First, wearable devices
Studies have shown that the number of people wearing smart watches is growing. Gartner recently reported that global wearable device sales increased by 17% in 2017. The agency predicts that 2020 will be a watershed in the development of the global technology industry. Wearables revenue will surpass the smartphone market, with a scale of $61.7 billion and sales of 477.75 million.
As the name suggests, IoT devices are smart and interconnected. They come in a variety of form factors with optimized connection options and power consumption for specific applications. For healthcare applications, sensors on the wearable device provide information to the cloud platform at predetermined time intervals to analyze and search for anomalous events (eg, hypertension, hypoxia, low/high heart rate, high glucose, etc.). In addition, if a drug is effective, it can provide feedback if the quality of sleep is related to poor vital signs in a region or even signs of an infectious disease.
Although blood testing is always required, as wearable technology becomes more advanced and accurate, more healthcare measurements can be made through this technique and will shift from invasive to non-invasive.
Second, the external sensor
Technology has come a long way. Small wearable devices—such as smart watches, rings, and patches—can be used in low-power modes, and batteries can be used for many years. Many people transmit data over Bluetooth, Wi-Fi, and even cellular mobile networking. This is critical for patients with chronic conditions and poor health, which largely eliminates their potential to return to the hospital. They can now wear sensors at home to monitor their vital signs, even in the presence of abnormal data or Remind the doctor when it causes concern.
Today, wireless sensor systems can collect medical data that has never been acquired before. Sensor data, sensors, microcontrollers, microprocessors, and gateways are further analyzed and sent to the cloud center before being sent to the caregiver. IoT device networks can be directly connected to each other to capture and share important data.

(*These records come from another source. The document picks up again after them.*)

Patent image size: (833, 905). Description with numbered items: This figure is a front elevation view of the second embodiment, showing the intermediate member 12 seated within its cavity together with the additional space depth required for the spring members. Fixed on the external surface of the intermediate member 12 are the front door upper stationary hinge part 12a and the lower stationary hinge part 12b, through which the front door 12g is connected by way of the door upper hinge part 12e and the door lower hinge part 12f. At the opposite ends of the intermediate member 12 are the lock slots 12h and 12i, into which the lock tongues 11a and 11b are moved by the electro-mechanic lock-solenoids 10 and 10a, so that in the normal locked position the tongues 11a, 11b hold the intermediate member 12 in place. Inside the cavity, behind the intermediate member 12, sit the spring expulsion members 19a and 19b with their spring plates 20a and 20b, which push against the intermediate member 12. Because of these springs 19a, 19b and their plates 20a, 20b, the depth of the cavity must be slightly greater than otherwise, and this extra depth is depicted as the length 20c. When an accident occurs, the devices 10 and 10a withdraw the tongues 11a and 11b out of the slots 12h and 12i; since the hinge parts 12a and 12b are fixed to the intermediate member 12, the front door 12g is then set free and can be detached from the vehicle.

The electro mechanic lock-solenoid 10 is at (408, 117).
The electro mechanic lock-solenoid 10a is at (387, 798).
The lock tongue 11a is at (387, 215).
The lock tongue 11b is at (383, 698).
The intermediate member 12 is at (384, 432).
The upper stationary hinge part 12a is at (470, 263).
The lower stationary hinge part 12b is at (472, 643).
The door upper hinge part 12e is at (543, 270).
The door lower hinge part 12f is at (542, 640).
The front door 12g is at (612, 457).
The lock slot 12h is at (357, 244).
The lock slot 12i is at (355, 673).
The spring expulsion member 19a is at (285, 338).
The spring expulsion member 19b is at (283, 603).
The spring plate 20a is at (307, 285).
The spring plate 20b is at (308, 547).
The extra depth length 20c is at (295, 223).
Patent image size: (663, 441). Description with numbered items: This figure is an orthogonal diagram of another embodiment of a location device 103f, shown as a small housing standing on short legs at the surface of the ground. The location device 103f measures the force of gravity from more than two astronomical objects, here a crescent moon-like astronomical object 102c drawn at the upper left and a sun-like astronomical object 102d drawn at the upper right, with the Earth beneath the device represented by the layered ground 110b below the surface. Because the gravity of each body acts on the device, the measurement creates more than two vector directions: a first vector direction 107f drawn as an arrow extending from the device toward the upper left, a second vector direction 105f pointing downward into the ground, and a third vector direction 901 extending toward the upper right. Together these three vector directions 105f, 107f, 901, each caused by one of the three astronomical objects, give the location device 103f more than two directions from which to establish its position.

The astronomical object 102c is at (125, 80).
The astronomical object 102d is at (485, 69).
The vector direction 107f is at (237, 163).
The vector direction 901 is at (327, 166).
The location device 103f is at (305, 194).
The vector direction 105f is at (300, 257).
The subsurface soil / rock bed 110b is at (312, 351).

Third, active preventive care
Wearables and sensors allow people to manage their health care and well-being. For patients who are ill or who try to prevent a worsening condition, wearable devices and general external sensors can provide a degree of autonomy while still allowing the doctor to control the actions that need to be taken. Particularly suitable for elderly or demented patients, it also has a GPS that can be pre-set to a safe area and can notify the appropriate party to let them know that the person is at risk.
In addition, data collected from these IoT devices can be used not only by medical service providers, but also by insurance companies, hospitals, fitness centers, etc., to arrive at various conclusions. All of this can be achieved at millions of people in a relatively short period of time at very low cost. But so far, we have to rely on the resulting patient library for research, most of which are done manually.
Traditionally, when people think of family care, they consider blood pressure measurement and diabetes testing. But with the new IoT technology, more and more things can be done at home. Although there are still challenges to overcome (for example, sensors need to transmit data and need nearby hotspots; or if the device is Bluetooth connected, it will need another device, such as a cell phone), but the Internet of Things will still improve the healthcare system. And completely change the way we look at health.